On February 12, 2015, a small group of friends had the rare opportunity to take a private tour of the exhibit “Keith Haring: The Political Line” at the de Young Museum in San Francisco. Julian Cox, curator of the exhibit, shared his perspective throughout the tour. Click on any image in here to see the full set of snaps.
While I had known about Haring’s work through its ubiquity in pop culture in the 80’s, I wasn’t aware of the insane volume and breadth of work he created in just a few short years. I also wasn’t aware of the full extent of media in which he worked. Graffiti? Check. Oil on canvas? Check. Sculpture? Check. Paint on tarps (tarps?). Check. Prolific doesn’t begin to describe it. Sharpie on metal? Sure. Paint an entire car? Let’s do that as well. Crushingly, Haring was active for less a decade in the public eye; he died in 1990 at age 31 of complications from AIDS.
In describing most of the work we saw, “subltely” was not a word that would typically be used to describe it — day glow colors, shocking imagery, garish forms. There was even a 14′ phallus. (Yup.)
That said, there was one piece I could spend hours or days thinking about. The Last Rainforest, which was painted in 1989 only a few months before Haring’s death, is breathtaking.

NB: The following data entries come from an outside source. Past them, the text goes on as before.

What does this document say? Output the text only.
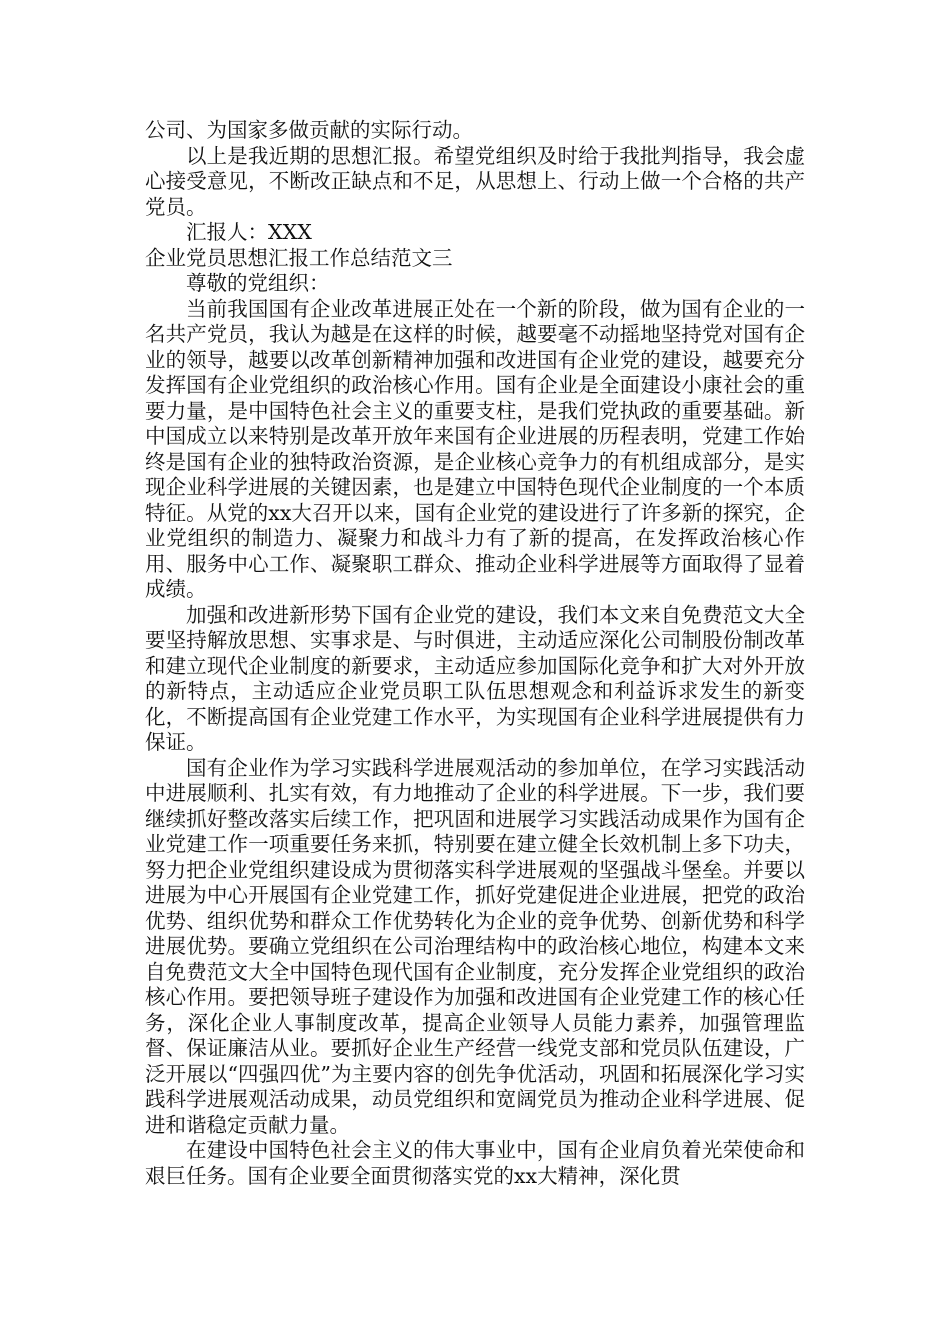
公司、为国家多做贡献的实际行动。

以上是我近期的思想汇报。希望党组织及时给于我批判指导，我会虚心接受意见，不断改正缺点和不足，从思想上、行动上做一个合格的共产党员。

汇报人：XXX

企业党员思想汇报工作总结范文三

尊敬的党组织：

当前我国国有企业改革进展正处在一个新的阶段，做为国有企业的一名共产党员，我认为越是在这样的时候，越要毫不动摇地坚持党对国有企业的领导，越要以改革创新精神加强和改进国有企业党的建设，越要充分发挥国有企业党组织的政治核心作用。国有企业是全面建设小康社会的重要力量，是中国特色社会主义的重要支柱，是我们党执政的重要基础。新中国成立以来特别是改革开放年来国有企业进展的历程表明，党建工作始终是国有企业的独特政治资源，是企业核心竞争力的有机组成部分，是实现企业科学进展的关键因素，也是建立中国特色现代企业制度的一个本质特征。从党的xx大召开以来，国有企业党的建设进行了许多新的探究，企业党组织的制造力、凝聚力和战斗力有了新的提高，在发挥政治核心作用、服务中心工作、凝聚职工群众、推动企业科学进展等方面取得了显着成绩。

加强和改进新形势下国有企业党的建设，我们本文来自免费范文大全要坚持解放思想、实事求是、与时俱进，主动适应深化公司制股份制改革和建立现代企业制度的新要求，主动适应参加国际化竞争和扩大对外开放的新特点，主动适应企业党员职工队伍思想观念和利益诉求发生的新变化，不断提高国有企业党建工作水平，为实现国有企业科学进展提供有力保证。

国有企业作为学习实践科学进展观活动的参加单位，在学习实践活动中进展顺利、扎实有效，有力地推动了企业的科学进展。下一步，我们要继续抓好整改落实后续工作，把巩固和进展学习实践活动成果作为国有企业党建工作一项重要任务来抓，特别要在建立健全长效机制上多下功夫，努力把企业党组织建设成为贯彻落实科学进展观的坚强战斗堡垒。并要以进展为中心开展国有企业党建工作，抓好党建促进企业进展，把党的政治优势、组织优势和群众工作优势转化为企业的竞争优势、创新优势和科学进展优势。要确立党组织在公司治理结构中的政治核心地位，构建本文来自免费范文大全中国特色现代国有企业制度，充分发挥企业党组织的政治核心作用。要把领导班子建设作为加强和改进国有企业党建工作的核心任务，深化企业人事制度改革，提高企业领导人员能力素养，加强管理监督、保证廉洁从业。要抓好企业生产经营一线党支部和党员队伍建设，广泛开展以“四强四优”为主要内容的创先争优活动，巩固和拓展深化学习实践科学进展观活动成果，动员党组织和宽阔党员为推动企业科学进展、促进和谐稳定贡献力量。

在建设中国特色社会主义的伟大事业中，国有企业肩负着光荣使命和艰巨任务。国有企业要全面贯彻落实党的xx大精神，深化贯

I highly recommend clicking through on the image above, and then zooming in on the detail. It’s as complex a story as Rodin’s depiction of Dante’s Inferno in the The Gates of Hell. It’s absolutely mind-bending in its complexity and in the number of stories that are included.
After the tour, we had the opportunity for our small group to take over one of the galleries for an incredible meal. (It was kind of like this, but without quite as much Russell Brand.)
All in all, an enlightening evening. Would do it again in a heartbeat.